Fedeli: l’onagrocrazia al potere!

Fedeli: l’onagrocrazia al potere!

Tutti i Lucignoli d’Italia oggi festeggiano! Non soltanto perché tra pochi giorni inizieranno le vacanze natalizie e non si andrà più a scuola. Festeggiano perché hanno ottenuto la loro rivincita morale sui compagni secchioni e sgobboni. Oggi hanno un Ministro dell’Istruzione che è una dei loro. Una che davvero li rappresenta, dimostrando concretamente che in Italia si può anche non studiare per fare strada e, soprattutto, carriera politica. Via libri di scuola, sussidiari, abecedari, dizionari e tutta quella ferraglia arrugginita che costringe la povera gioventù a perdere tempo incollata ad una sedia per ore! Basta, finalmente è arrivata l’ora della riscossa. L’onagrocrazia al potere! A proposito, onagrocrazia non è una parolaccia. Deriva dal greco ὄναγρος (ònagros), che significa somaro selvatico. L’ha coniata Benedetto Croce per indicare la forma di potere gestita dai somarelli, ovvero coloro che non hanno avuta tanta voglia di studiare.

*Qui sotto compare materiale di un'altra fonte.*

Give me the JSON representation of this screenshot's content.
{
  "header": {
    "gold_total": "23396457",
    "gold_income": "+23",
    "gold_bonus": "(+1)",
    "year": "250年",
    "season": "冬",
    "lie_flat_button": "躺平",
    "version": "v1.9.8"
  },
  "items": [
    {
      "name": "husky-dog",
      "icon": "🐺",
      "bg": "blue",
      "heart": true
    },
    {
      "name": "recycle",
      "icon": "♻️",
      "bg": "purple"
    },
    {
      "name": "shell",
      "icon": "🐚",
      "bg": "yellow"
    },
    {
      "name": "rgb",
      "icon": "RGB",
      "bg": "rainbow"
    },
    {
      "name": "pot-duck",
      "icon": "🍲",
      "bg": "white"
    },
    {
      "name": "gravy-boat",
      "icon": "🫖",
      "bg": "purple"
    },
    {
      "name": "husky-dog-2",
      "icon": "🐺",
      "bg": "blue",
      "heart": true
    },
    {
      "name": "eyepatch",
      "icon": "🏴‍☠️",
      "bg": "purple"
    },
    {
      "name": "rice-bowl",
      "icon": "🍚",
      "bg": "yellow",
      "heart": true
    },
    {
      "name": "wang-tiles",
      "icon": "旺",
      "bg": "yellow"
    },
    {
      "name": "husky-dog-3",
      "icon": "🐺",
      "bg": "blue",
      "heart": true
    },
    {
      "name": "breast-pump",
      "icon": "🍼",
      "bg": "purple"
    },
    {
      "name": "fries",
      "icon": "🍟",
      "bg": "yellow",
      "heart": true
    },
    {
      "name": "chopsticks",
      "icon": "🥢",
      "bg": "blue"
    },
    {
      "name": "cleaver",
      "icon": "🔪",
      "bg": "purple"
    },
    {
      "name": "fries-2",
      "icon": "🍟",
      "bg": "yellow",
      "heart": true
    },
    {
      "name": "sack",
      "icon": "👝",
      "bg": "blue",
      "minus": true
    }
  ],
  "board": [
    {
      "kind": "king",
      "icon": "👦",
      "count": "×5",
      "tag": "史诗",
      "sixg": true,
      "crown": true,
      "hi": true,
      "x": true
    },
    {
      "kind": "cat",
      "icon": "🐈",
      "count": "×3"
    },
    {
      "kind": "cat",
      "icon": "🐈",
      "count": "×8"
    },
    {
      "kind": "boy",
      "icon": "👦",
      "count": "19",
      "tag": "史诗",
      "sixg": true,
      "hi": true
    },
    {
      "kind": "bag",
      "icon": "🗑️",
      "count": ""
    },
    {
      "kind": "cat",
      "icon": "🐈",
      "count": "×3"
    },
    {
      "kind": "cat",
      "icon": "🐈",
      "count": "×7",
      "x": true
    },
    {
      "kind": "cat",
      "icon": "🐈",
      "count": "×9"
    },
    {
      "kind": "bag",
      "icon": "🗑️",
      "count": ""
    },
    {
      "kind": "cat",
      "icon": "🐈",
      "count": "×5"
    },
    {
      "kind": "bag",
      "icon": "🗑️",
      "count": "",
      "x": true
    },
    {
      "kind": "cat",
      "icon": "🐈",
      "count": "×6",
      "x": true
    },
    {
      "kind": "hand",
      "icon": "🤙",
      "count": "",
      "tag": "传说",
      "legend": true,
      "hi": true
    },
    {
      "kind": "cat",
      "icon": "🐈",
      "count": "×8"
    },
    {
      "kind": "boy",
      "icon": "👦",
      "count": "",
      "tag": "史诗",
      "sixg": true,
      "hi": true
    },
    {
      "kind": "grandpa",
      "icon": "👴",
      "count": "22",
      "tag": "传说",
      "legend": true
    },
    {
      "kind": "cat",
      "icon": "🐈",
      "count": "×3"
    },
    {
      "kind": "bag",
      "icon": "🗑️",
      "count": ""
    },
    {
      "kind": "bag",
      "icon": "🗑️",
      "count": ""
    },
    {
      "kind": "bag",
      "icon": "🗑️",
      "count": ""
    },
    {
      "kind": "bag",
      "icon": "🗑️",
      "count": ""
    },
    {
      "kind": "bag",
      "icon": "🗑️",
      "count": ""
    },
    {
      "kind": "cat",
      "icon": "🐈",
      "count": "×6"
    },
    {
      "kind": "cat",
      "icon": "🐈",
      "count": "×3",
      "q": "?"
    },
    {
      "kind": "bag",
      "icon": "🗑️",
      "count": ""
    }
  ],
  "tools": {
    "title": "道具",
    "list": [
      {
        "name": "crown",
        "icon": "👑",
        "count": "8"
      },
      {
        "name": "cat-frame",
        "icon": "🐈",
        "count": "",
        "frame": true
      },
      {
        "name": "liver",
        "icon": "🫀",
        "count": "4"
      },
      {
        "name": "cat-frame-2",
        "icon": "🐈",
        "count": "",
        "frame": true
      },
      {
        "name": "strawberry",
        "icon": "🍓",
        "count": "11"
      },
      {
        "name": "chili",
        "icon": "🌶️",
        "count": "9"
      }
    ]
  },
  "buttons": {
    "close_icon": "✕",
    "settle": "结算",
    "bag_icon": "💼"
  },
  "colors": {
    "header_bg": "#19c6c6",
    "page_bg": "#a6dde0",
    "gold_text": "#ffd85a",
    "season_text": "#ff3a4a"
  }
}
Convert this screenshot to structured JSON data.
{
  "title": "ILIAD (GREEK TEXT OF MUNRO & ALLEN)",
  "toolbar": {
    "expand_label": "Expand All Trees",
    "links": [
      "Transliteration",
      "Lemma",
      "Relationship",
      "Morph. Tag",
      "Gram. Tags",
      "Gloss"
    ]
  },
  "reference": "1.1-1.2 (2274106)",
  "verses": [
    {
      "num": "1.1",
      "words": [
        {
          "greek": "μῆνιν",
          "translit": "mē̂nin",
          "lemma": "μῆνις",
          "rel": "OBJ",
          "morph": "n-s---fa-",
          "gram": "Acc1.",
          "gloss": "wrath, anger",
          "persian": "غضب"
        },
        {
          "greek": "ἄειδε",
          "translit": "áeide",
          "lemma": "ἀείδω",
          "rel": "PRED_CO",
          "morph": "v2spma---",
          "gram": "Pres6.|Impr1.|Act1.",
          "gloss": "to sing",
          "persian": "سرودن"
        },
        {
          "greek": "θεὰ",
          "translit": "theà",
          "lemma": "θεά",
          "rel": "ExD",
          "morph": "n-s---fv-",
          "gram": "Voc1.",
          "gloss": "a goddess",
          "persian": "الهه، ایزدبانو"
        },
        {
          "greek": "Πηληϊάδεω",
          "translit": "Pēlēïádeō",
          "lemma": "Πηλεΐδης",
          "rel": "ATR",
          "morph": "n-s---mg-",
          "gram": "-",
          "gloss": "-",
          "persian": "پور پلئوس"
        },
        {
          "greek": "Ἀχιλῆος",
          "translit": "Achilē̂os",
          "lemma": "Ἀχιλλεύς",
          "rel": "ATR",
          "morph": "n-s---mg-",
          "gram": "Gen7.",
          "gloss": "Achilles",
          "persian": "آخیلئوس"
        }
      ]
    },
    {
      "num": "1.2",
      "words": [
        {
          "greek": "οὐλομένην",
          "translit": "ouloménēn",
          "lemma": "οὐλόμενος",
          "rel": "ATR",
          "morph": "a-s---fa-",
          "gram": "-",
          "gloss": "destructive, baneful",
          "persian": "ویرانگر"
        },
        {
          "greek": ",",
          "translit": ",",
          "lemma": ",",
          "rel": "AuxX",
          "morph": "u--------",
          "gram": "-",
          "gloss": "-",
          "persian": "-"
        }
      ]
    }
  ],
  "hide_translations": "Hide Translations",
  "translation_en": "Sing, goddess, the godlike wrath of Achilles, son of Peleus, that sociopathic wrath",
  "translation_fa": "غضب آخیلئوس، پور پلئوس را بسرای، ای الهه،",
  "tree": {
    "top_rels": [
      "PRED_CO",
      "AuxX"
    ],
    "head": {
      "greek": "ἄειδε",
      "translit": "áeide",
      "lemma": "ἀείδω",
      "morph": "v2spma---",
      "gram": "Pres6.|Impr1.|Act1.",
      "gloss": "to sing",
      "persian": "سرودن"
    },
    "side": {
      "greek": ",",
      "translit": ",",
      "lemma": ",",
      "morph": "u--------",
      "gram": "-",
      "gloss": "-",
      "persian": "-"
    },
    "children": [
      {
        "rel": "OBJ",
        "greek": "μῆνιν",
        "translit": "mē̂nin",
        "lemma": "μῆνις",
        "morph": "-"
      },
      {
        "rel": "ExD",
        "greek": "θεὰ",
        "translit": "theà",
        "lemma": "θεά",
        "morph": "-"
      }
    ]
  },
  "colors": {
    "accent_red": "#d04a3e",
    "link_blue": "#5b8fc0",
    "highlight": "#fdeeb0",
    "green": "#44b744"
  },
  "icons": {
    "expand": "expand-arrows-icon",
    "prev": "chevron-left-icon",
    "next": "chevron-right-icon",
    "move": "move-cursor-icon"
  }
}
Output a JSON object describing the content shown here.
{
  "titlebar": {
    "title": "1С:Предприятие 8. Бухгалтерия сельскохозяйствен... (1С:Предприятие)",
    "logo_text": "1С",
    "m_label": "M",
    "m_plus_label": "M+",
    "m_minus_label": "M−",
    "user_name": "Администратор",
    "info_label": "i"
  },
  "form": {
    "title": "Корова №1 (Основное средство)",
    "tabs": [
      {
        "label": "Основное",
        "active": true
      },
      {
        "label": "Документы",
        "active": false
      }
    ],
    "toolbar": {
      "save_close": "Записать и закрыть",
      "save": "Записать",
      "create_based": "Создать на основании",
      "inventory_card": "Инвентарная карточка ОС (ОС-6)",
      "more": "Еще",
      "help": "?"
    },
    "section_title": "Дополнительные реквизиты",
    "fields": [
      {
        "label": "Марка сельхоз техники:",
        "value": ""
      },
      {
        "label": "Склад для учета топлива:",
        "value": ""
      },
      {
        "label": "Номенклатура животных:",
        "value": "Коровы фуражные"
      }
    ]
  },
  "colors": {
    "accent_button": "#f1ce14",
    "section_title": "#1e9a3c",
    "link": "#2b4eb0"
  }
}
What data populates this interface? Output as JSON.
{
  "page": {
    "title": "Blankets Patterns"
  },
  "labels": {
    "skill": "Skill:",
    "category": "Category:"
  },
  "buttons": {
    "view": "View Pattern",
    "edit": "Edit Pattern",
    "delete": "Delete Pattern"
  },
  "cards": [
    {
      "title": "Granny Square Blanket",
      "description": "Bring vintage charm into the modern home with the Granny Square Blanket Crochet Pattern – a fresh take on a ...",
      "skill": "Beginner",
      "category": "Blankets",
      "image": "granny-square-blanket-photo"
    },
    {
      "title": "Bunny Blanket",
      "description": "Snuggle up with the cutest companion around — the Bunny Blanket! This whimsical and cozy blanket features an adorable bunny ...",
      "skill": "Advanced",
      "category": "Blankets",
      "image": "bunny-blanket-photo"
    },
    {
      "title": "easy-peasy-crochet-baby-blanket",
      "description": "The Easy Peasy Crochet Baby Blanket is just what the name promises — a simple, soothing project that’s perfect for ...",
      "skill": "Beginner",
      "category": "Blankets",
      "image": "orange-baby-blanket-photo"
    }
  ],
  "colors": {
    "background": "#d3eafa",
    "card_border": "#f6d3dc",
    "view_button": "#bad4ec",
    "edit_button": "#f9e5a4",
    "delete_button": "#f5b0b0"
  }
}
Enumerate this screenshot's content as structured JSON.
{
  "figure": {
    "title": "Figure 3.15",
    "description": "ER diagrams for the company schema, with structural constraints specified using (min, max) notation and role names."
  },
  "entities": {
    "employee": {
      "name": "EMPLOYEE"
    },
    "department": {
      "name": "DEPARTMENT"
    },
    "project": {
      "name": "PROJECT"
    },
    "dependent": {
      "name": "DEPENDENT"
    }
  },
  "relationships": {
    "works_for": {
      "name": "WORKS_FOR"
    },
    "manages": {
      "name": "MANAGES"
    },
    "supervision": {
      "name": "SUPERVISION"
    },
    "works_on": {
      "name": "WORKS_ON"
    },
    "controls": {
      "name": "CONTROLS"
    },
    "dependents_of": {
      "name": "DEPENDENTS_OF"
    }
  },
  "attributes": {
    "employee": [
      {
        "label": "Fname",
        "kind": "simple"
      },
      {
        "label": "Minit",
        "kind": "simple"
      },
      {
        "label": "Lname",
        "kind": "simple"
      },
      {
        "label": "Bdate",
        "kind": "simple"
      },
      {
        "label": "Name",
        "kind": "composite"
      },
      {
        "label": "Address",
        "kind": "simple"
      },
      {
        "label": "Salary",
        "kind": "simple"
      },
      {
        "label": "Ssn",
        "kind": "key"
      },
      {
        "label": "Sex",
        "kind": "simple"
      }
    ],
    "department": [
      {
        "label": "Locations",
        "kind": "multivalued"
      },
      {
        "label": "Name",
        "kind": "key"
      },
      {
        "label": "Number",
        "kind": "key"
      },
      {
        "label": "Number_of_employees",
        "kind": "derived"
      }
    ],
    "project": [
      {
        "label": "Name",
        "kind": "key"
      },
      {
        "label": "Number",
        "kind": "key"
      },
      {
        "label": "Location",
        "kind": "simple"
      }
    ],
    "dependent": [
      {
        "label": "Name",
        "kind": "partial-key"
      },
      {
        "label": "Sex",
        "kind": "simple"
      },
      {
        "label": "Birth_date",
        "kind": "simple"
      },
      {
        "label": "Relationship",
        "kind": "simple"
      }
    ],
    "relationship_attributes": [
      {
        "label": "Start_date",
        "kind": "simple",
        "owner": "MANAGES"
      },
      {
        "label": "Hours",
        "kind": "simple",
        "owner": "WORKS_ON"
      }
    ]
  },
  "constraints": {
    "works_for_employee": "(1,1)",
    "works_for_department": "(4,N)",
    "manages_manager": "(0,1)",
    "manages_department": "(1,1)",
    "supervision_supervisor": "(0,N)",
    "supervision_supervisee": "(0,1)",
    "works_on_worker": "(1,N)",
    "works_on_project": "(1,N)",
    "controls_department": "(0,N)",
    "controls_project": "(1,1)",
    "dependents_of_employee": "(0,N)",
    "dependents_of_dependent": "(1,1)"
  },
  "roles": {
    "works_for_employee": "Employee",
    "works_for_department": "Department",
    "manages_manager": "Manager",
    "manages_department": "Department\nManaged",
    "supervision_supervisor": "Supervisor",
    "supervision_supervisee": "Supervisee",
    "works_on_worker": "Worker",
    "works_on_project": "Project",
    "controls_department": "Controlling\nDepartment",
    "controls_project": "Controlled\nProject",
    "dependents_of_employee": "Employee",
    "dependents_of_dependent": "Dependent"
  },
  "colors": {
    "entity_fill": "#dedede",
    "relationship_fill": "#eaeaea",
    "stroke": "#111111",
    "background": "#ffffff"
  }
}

Valeria non ha un diploma di maturità né tantomeno una laurea ­– nonostante abbia falsamente dichiarato il contrario – però ha capito tutto della vita. Ha capito, in particolare, che per fare carriera  politica bisogna sottomettersi a un Capo e adularne i favoriti. E così, infatti, la nostra Valeria ha individuato in Matteo Renzi il Capo e, dopo aver rinnegato la sua storia di veterofemminista, veteromarxista, veteroradicalchic, veterotutto, si è donata anima e corpo come testimonial del “sì” nella campagna referendaria sulla riforma costituzionale. La Waterloo di Renzi. Però Valeria non ha seguito la triste sorte del Capo al Sant’Elena, e nonostante quanto promesso è rimasta incollata alla poltrona. Sì, perché forse qualcuno ricorda la Fedeli tracotante intervistata nella trasmissione televisiva “L’aria che tira” su La7, quando diceva «Io non sono attaccata alla poltrona», e, come il Capo e la Pupa, anche lei assicurava un addio alla politica in caso della vittoria del “no” al referendum costituzionale. L’Huffington Post, impietoso, glielo ha rinfacciato  con un articolo intitolato: Quando Valeria Fedeli diceva: “Se vince il no andiamo tutti a casa”. Adesso è diventata ministro dell’Istruzione. Gli spietati giornalisti dell’Huffington hanno pure allegato il video che riprendeva le dichiarazioni della Fedeli, nel caso quest’ultima avesse negato di averle mai proferite. Non si sa mai, vista la propensione della neo ministra a raccontare frottole.

Ma, come abbiamo detto, non basta obbedire al Capo, occorre anche ingraziarsi i favoriti. E così ha fatto Valeria. Esilarante – se non fosse suonata patetica ­– la sua sviolinata adulatrice alla giovane Maria Elena Boschi: «È l’erede di Nilde Iotti, che sedette in Assemblea costituente, occupandosi di diritti e parità, quando era molto giovane». Oh, addirittura la Bella del Capo paragonata a Nilde Iotti. Una ruffianata che ben può valere un ministero. E, infatti, la giovane Maria Elena – evidentemente compiaciuta per la lusinga – ha convinto il Capo ad insistere sul nome della Fedeli al dicastero dell’Istruzione. Sappiamo, infatti, che si è trattato di un intervento di peso, perché il Conte Paolo Gentiloni Silverj di Filottrano, per il suo governo aveva in mente un altro profilo quando ha pensato al Ministro dell’Istruzione. Intanto era uno con un doppio cognome come lui, e poi di tutt’altro spessore. Si tratta di Marco Rossi Doria. Due volte sottosegretario proprio al dicastero dell’Istruzione, e poi assessore a Roma, almeno lui qualche libro l’ha scritto, ed ha pure conseguito un baccellierato in Scienze dell’educazione. Però, si sa, il Conte può poco quando il Capo comanda. E così oggi abbiamo Valeria Fedeli ministra dell’Istruzione. Quando girerà, nella sua veste istituzionale, per i vari licei d’Italia sarà un’ottima testimonial. I ragazzi potranno apprendere, infatti, che nella vita per fare strada si possono anche raccontare balle, adulare i potenti, essere incoerenti, non mantenere le promesse, dire una cosa e farne un’altra, dire che si è laureati anche se non è vero. Ma, soprattutto, non c’è assolutamente bisogno di fare l’esame di maturità.

Che fulgido esempio per i nostri ragazzi!